Visually, it appears that neighboorhoods and boroughs with a lower Parent Response Rate (RR) also score lower in percent satisfaction of many categories, especially "Supportive Environment." For individual neighborhoods, "Trust" and "Collaborative Teachers" seem to be less correlated to Parent RR. The Percent of Students Who Feel Safe seems to be more correlated to Parent RR than Graduation Rate or Attendance Rate. Also, interestingly, whether CTE programs are offered seems to be inversely related to Parent RR when grouped by Neighborhoods. Looking only at boroughs, Statten Island (SI) stands out more from the other buroughs. While there does not seem to be a strong trend between Percent Satisfaction and borough, there does seem to be a strong trend between School Statistics and borough, suggesting that parents are more concerned with more nuanced measures of school environment rather than the liklihood of their student to graduate or attend class, or the types of programs offered at the school. 

#### 4. Preliminary clustering

In [None]:
from sklearn.preprocessing import scale
from sklearn.cluster import KMeans, AgglomerativeClustering
from sklearn.decomposition import PCA

# Scale the dataset, find PCA and transform coordinates
schoolsScaled = scale(schoolsN[cols3])

PCAmodel = PCA()
schoolsPCA = PCAmodel.fit_transform(schoolsScaled)

# create a new pandas dataframe 

PCAdf = pd.DataFrame(schoolsPCA, index=schoolsN.index,columns=['PC1','PC2','PC3','PC4','PC5','PC6','PC7','PC8'])
PCAcols = ['PC1','PC2','PC3','PC4']
score = []
k = []

# clustering for k = 1 to k = 15
#for i in range(1,15):
 #   model = KMeans(n_clusters=i)
#  model.fit_predict(PCAdf[PCAcols])
 #   score.append(model.score(PCAdf[PCAcols]))
#  k.append(i)

plt.plot(k, score)
plt.ylabel('Inertia')
plt.xlabel('k')
plt.show()

# k = 6
km_model = KMeans(n_clusters=6)
km_fit = km_model.fit_predict(PCAdf[PCAcols])

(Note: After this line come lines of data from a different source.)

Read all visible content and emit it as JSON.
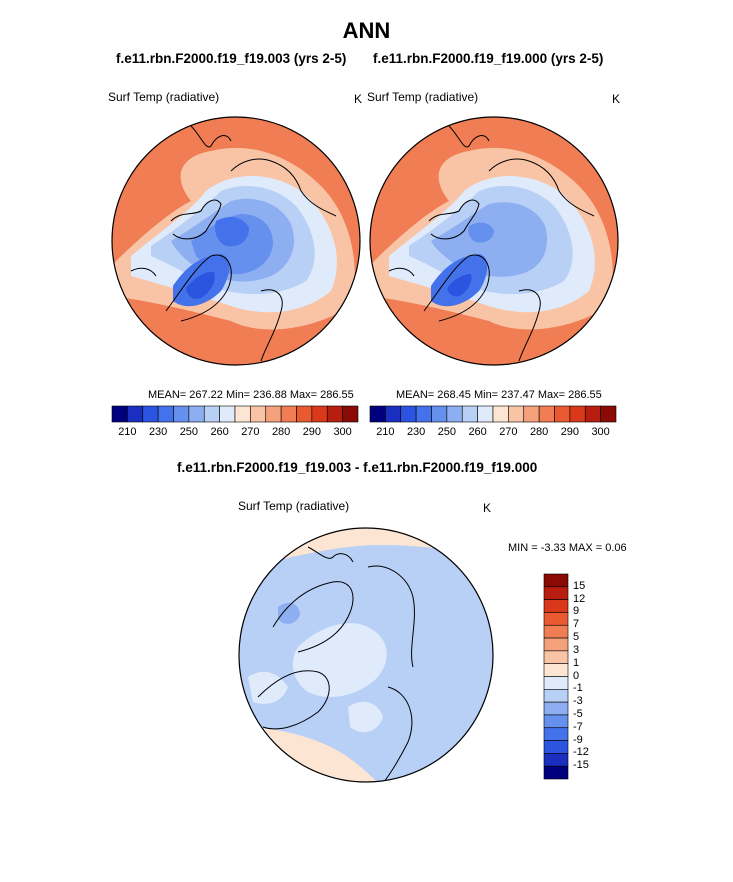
{
  "title": "ANN",
  "units": "K",
  "panels": [
    {
      "title": "f.e11.rbn.F2000.f19_f19.003 (yrs 2-5)",
      "variable": "Surf Temp (radiative)",
      "units": "K",
      "stats": "MEAN= 267.22  Min= 236.88  Max= 286.55",
      "mean": 267.22,
      "min": 236.88,
      "max": 286.55
    },
    {
      "title": "f.e11.rbn.F2000.f19_f19.000 (yrs 2-5)",
      "variable": "Surf Temp (radiative)",
      "units": "K",
      "stats": "MEAN= 268.45  Min= 237.47  Max= 286.55",
      "mean": 268.45,
      "min": 237.47,
      "max": 286.55
    }
  ],
  "diff": {
    "title": "f.e11.rbn.F2000.f19_f19.003 - f.e11.rbn.F2000.f19_f19.000",
    "variable": "Surf Temp (radiative)",
    "units": "K",
    "stats": "MIN =  -3.33 MAX =   0.06",
    "min": -3.33,
    "max": 0.06
  },
  "colorbar_temp": {
    "colors": [
      "#00007f",
      "#1a2fbf",
      "#2b55e0",
      "#4472ea",
      "#6690ee",
      "#8eaef2",
      "#b8cff6",
      "#dfeafb",
      "#fde5d3",
      "#f9c4a6",
      "#f5a17c",
      "#f07d54",
      "#ea5a31",
      "#d9381a",
      "#b81e0f",
      "#8a0a06"
    ],
    "labels": [
      "210",
      "230",
      "250",
      "260",
      "270",
      "280",
      "290",
      "300"
    ]
  },
  "colorbar_diff": {
    "colors": [
      "#8a0a06",
      "#b81e0f",
      "#d9381a",
      "#ea5a31",
      "#f07d54",
      "#f5a17c",
      "#f9c4a6",
      "#fde5d3",
      "#dfeafb",
      "#b8cff6",
      "#8eaef2",
      "#6690ee",
      "#4472ea",
      "#2b55e0",
      "#1a2fbf",
      "#00007f"
    ],
    "labels": [
      "15",
      "12",
      "9",
      "7",
      "5",
      "3",
      "1",
      "0",
      "-1",
      "-3",
      "-5",
      "-7",
      "-9",
      "-12",
      "-15"
    ]
  }
}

plt.scatter(PCAdf['PC1'],PCAdf['PC2'],c=km_fit,cmap='gist_ncar',s=200)

plt.xlabel('PC1')
plt.ylabel('PC2')
plt.show()

### Analysis Methodology

Next, using our findings from our exploratory data analysis, we will move into the data analysis phase of our project. This phase includes the following objectives:

For Objective 1:
We will use multilinear regression to determine if there is any significant relationship between the three educational elements, i.e. if the answers to the questions pertaining to each element are correlated to one another. We will also use multilinear regression to determine if there is any significant relationship between the parents' perception of these elements and the opportunities available at the schools, i.e. if the answers to the questions pertaining to each element are correlated to the number of extracurricular activites, AP classes, and career training programs.

For Objective 2:
Using the multilinear regression models from Objective 1, we might be able to determine if safety perception is a confounder for parent trust in the school, involvement, and response rate.     

For Objective 3: 
After performing multilinear regression, we will take the most significant variables and use the to build a model using a decision tree and support vector machines to predict positive parent response rates. To determine if there is a dependence of parent response on school location, we will add school boroughs and districts to determine which, if either, improves the predictive model.